2006-03-13 20:07:39

by Zachary Amsden

[permalink] [raw]
Subject: VMI Interface Proposal Documentation for I386, Part 2.1

2) Overview

Initialization.

Initialization is done with a bootstrap loader that creates
the "start of day" state. This is a known state, running 32-bit
protected mode code with paging enabled. The guest has all the
standard structures in memory that are provided by a native ROM
boot environment, including a memory map and ACPI tables. For
the native hardware, this bootstrap loader can be run before
the kernel code proper, and this environment can be created
readily from within the hypervisor for the virtual case. At
some point, the bootstrap loader or the kernel itself invokes
the initialization call to enter paravirtualized mode.

Privilege Model.

The guest kernel must be modified to run at a dynamic privilege
level, since if entry to paravirtual mode is successful, the kernel
is no longer allowed to run at the highest hardware privilege level.
On the IA-32 architecture, this means the kernel will be running at
CPL 1-2, and with the hypervisor running at CPL0, and user code at
CPL3. The IOPL will be lowered as well to avoid giving the guest
direct access to hardware ports and control of the interrupt flag.

This change causes certain IA-32 instructions to become "sensitive",
so additional support for clearing and setting the hardware
interrupt flag are present.

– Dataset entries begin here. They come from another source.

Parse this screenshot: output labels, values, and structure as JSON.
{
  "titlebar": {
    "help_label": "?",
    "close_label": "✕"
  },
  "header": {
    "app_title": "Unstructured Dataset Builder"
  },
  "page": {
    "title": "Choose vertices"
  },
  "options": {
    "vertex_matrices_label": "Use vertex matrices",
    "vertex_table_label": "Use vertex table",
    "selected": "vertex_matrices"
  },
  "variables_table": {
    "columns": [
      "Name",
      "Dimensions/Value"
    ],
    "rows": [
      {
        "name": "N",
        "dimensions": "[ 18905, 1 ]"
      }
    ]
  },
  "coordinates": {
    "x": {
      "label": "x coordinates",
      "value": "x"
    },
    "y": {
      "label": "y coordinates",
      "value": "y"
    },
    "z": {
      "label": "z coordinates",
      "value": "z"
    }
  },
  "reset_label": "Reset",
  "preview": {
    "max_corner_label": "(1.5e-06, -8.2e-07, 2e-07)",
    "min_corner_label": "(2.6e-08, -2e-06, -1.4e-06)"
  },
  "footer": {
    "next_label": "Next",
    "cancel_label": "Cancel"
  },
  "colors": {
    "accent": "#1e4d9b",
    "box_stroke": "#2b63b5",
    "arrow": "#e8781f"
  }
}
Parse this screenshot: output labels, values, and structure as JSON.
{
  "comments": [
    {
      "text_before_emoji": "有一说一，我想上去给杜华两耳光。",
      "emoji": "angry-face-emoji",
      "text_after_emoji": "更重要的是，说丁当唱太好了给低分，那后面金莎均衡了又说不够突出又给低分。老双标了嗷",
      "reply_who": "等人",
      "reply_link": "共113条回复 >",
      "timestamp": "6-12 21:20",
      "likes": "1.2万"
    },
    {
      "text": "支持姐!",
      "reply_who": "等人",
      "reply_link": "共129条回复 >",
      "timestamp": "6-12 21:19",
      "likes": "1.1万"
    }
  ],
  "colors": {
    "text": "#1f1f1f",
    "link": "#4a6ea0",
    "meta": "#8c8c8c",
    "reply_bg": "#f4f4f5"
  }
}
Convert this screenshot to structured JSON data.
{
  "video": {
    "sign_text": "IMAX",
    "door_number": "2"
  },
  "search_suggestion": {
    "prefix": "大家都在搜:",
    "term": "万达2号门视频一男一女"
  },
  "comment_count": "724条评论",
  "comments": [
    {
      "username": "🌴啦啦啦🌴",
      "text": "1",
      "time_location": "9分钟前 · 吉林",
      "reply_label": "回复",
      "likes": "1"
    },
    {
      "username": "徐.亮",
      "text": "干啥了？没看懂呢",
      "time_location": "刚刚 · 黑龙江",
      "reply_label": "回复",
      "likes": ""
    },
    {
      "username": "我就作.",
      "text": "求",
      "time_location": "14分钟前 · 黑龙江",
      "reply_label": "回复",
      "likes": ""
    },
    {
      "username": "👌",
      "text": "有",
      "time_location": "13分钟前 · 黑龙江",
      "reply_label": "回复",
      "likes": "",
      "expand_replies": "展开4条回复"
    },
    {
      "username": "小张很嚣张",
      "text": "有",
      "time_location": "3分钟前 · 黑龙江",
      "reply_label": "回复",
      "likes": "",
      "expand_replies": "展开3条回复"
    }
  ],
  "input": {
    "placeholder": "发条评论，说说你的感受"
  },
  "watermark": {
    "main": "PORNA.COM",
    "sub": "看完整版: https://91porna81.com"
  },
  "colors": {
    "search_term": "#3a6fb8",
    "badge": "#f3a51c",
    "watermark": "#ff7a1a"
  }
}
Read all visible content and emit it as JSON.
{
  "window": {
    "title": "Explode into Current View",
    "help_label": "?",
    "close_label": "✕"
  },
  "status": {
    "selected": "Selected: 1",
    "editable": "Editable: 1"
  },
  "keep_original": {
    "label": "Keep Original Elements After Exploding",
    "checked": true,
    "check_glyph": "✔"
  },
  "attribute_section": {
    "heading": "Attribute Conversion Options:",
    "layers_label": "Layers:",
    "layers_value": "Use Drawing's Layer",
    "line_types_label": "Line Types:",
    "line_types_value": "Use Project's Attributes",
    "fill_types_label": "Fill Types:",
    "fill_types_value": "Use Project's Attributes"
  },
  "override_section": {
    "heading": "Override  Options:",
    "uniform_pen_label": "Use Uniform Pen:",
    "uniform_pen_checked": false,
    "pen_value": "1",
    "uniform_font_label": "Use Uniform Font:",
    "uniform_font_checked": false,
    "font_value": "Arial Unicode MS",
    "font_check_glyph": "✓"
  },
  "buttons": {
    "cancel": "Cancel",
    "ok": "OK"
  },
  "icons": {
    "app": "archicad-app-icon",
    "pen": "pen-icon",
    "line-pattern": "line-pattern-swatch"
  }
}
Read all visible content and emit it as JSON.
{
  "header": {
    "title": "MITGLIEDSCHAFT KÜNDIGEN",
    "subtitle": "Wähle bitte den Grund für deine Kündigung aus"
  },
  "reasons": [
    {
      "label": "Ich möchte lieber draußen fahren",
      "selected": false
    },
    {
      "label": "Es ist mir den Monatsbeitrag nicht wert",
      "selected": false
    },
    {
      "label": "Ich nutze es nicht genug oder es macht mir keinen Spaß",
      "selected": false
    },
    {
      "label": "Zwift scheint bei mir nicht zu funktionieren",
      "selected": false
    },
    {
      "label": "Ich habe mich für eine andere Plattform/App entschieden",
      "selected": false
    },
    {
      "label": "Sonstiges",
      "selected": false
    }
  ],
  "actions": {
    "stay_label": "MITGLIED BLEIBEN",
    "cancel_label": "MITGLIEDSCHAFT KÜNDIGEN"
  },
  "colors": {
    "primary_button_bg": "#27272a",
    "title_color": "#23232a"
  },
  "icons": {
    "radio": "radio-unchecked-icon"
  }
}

Since the switch into paravirtual mode
may happen dynamically, the guest OS must not rely on testing for a
specific privilege level by checking the RPL field of segment
selectors, but should check for privileged execution by performing
an (RPL != 3 && !EFLAGS_VM) comparison. This means the DPL of kernel
ring descriptors in the GDT or LDT may be raised to match the CPL of
the kernel. This change is visible by inspecting the segments
registers while running in privileged code, and by using the LAR
instruction.

The system also cannot be allowed to write directly to the hardware
GDT, LDT, IDT, or TSS, so these data structures are maintained by the
hypervisor, and may be shadowed or guest visible structures. These
structures are required to be page aligned to support non-shadowed
operation.

Currently, the system only provides for two guest security domains,
kernel (which runs at the equivalent of virtual CPL-0), and user
(which runs at the equivalent of virtual CPL-3, with no hardware
access). Typically, this is not a problem, but if a guest OS relies
on using multiple hardware rings for privilege isolation, this
interface would need to be expanded to support that.

Memory Management.

Since a virtual machine typically does not have access to all the
physical memory on the machine, there is a need to redefine the
physical address space layout for the virtual machine. The
spectrum of possibilities ranges from presenting the guest with
a view of a physically contiguous memory of a boot-time determined
size, exactly what the guest would see when running on hardware, to
the opposite, which presents the guest with the actual machine pages
which the hypervisor has allocated for it. Using this approach
requires the guest to obtain information about the pages it has
from the hypervisor; this can be done by using the memory map which
would normally be passed to the guest by the BIOS.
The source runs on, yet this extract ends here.